A final draft of the new science curriculum is expected to be available in Term 2 of 2024.
St Cuthbert’s College principal Justine Mahon said she believed the delay “is a positive move.
“Scrutinising the draft science curriculum is an imperative.” Mahon added that the Ministry of Education “need to examine what is in the draft curriculum and ensure that core sciences will be taught systematically.”
Read the Term 4 edition of School News HERE
Incoming Ministry for Education, Erica Stanford said that the curriculum will be a top priority. She called the draft “extremely worrying… it’s so important to lay out the core curriculum knowledge and the other that it is to be taught especially in topics like chemistry, biology and physics.”
In July this year, the draft curriculum was leaked to other educators after science teachers who received it expressed concern at its content.
The document proposed teaching science through five key context areas such as the Earth system, biodiversity, food, energy and water and infectious diseases.
It was criticised by some educators as lacking core science knowledge. Association of Science Educators president Doug Walker said at the time:
“Certainly in its current state I would be extremely concerned with that being our guiding document as educators in Aotearoa. The lack of physics, chemistry, Earth and space science, I was very surprised by that.”
New Zealand Institute of Physics education council chairman David Housden added that physics teachers “were shocked. I think that physics and chemistry are fundamental sciences and we would expect to find a broad curriculum with elements of it from space all the way down to tiny particles.”
Other detractors included Secondary Chemistry Educations New Zealand co-chairperson Murray Thompson and Michael Johnston from the New Zealand Initiative.
However, others have said that the controversy was blown out of proportion, including Labour MP Ginny Anderson.
“There was always an intention for core areas such as physics, chemistry and biology to be included in that curriculum. So, I do think a bigger meal was made of it than what was ever intended.”
Other defenders of the draft include Dr Jared Carpendale, a former secondary school physics and chemistry teacher and current Senior Lecturer in Teacher Education at Massey University. In an opinion penned for Stuff, Dr Carpendale pointed out that the draft curriculum was designed not only for the 20 percent of students that would go on to study post-compulsory science, but targeted toward developing essential skills and knowledge for the whole student body.
He wrote that the new science curriculum was aimed at “seeing connections between concepts and appreciating the nature of science and how scientists work together, often in transdisciplinary ways, to generate new knowledge.
“The draft curriculum document promotes a transdisciplinary way of thinking and teaching science, removing traditional subject silos, encouraging teachers to engage students in learning through meaningful and authentic contexts.”
Dr Cathy Buntting, one of the curriculum writers and director of the Woolf-Malcom Institute at the University of Waikato said “internationally, we see a call for greater engagement of students in science… it’s about teaching science in meaningful contexts.”
Buntting said that some of the rhetoric in the media was “alarmist”, noting that the national science curriculum, like the wider NZC, was never meant to contain “fine grain” detail.
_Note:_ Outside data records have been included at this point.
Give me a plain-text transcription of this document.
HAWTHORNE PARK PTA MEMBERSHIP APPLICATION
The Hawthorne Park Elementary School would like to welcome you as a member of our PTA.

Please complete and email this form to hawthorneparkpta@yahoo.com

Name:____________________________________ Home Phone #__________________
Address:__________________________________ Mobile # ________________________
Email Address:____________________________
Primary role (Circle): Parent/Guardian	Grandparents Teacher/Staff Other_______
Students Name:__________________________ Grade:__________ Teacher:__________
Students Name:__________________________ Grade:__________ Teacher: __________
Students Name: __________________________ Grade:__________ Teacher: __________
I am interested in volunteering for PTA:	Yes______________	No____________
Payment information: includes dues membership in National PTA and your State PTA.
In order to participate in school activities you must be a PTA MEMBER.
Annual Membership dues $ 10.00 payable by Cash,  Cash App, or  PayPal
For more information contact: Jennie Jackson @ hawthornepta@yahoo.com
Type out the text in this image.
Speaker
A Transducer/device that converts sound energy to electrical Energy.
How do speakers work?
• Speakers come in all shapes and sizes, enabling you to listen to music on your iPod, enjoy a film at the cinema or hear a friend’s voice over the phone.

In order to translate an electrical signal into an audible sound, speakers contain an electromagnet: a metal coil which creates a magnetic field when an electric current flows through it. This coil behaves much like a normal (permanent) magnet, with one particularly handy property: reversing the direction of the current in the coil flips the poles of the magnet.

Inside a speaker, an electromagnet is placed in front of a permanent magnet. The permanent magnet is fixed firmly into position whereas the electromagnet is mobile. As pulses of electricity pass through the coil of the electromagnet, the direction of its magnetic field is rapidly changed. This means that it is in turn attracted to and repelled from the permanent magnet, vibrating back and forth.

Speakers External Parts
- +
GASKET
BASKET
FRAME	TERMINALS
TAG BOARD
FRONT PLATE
Instead, teachers would need to be supported to design localised curricula through the suggested contexts.
Buntting elaborated that the Science Learning Hub was already doing work to support teachers in curriculum design, and there is a “strong opportunity for teacher associations to lead innovative approaches that are enabled through the new approach being suggested.”
Sara Tolbert, Associate Professor of Science and Environmental Education at the University of Canterbury and Dr Cathy Buntting’s co-writer, noted that long-running research has demonstrated that “decontextualised scientific facts and theories has not supported student learning.
“This approach has ill-prepared students to engage competently or critically with science, and has failed the expand participation in science careers or degree programmes.”
Tolbert says that science itself is becoming more interdisciplinary as we attempt to tackle global issues such as climate change.
“A science curriculum for today’s world must be interdisciplinary and reflect these changes. Students need to be able to see connections between traditional disciplines.”